Aziz et Cucher. Antony Aziz et Sammy Cucher se sont rencontrés en 1990 au San Fransisco Art Institute, l'un étudiait la Photographie, l'autre les Nouvelles Images. Ils ont inventé une voie qui rénove radicalement le genre classique du portrait qu'ils privent à la fois de ses données objectives et de toute vertu personnelle.

www.aeroplastics.net

"Figures invisibles" de Patrick Roegiers.
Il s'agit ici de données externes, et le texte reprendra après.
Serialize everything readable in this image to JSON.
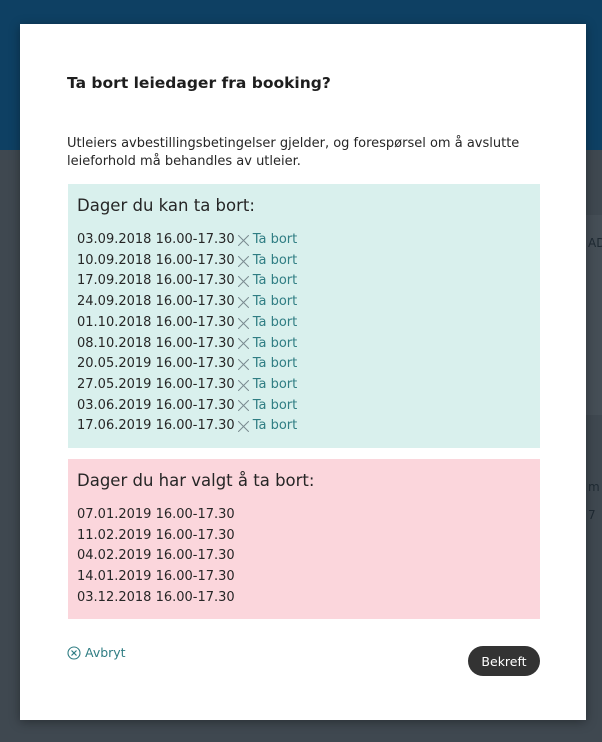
{
  "modal": {
    "title": "Ta bort leiedager fra booking?",
    "description": "Utleiers avbestillingsbetingelser gjelder, og forespørsel om å avslutte leieforhold må behandles av utleier.",
    "available": {
      "heading": "Dager du kan ta bort:",
      "remove_label": "Ta bort",
      "dates": [
        "03.09.2018 16.00-17.30",
        "10.09.2018 16.00-17.30",
        "17.09.2018 16.00-17.30",
        "24.09.2018 16.00-17.30",
        "01.10.2018 16.00-17.30",
        "08.10.2018 16.00-17.30",
        "20.05.2019 16.00-17.30",
        "27.05.2019 16.00-17.30",
        "03.06.2019 16.00-17.30",
        "17.06.2019 16.00-17.30"
      ]
    },
    "selected": {
      "heading": "Dager du har valgt å ta bort:",
      "dates": [
        "07.01.2019 16.00-17.30",
        "11.02.2019 16.00-17.30",
        "04.02.2019 16.00-17.30",
        "14.01.2019 16.00-17.30",
        "03.12.2018 16.00-17.30"
      ]
    },
    "cancel_label": "Avbryt",
    "confirm_label": "Bekreft"
  },
  "background": {
    "peek_text_1": "AD",
    "peek_text_2": "m",
    "peek_text_3": "7"
  },
  "colors": {
    "header_bg": "#0e4063",
    "available_bg": "#d9f0ed",
    "selected_bg": "#fbd6dc",
    "link": "#2f7d83",
    "confirm_bg": "#333333"
  },
  "icons": {
    "remove": "x-icon",
    "cancel": "circle-x-icon"
  }
}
Leur création est à ce point originale et neuve, tout en étant d'un parfait classicisme qu'elle prend place d'entrée dans l'histoire de la photographie. Leur premier travail intitulé "Faith, Honor and Beauty" (Foi, Honneur et Beauté) présente des individus au corps parfait, en accord avec les canons standards et les stéréotypes de la beauté conforme. Munis d'accessoires par lesquels ils se définissent, ces figures martiales arrogantes et belliqueuses de titans intrépides sont émasculées, stérilisées, liftées de leurs attributs sexuels, et donc impuissantes à procréer. Ce qui vaut pour la partie l'étant aussi pour le tout, cette agénésie resurgit dans leur second travail, titré "Dystopia" où ce qui arrivait au sexe a naturellement gagné la face puisque le visage est le modèle du corps entier. Surface lisse, rase, sans traits, le visage est retouché comme on rayait naguère les parties honteuses de l'anatomie interdites à la vue. Niant le rapport qui lie l'intérieur, abrogeant la fascination de la ressemblance qui est au cœur de la photographie, ainsi que les détails particuliers qui façonnent l'identité, ces portraits atomisés, sans expression, annulent toute possibilité d'identification et proscrivent toute projection puisque l'œil est par lui-même un miroir dans lequel l'autre se voit. Support radié de la chair, le visage, ou plutôt la tête, avec une précision clinique impitoyable, nous remet en face l'énigme du visage et réaffirme avec force l'axiome selon lequel toute photographie est par essence muette et défend par là même de parler à sa place.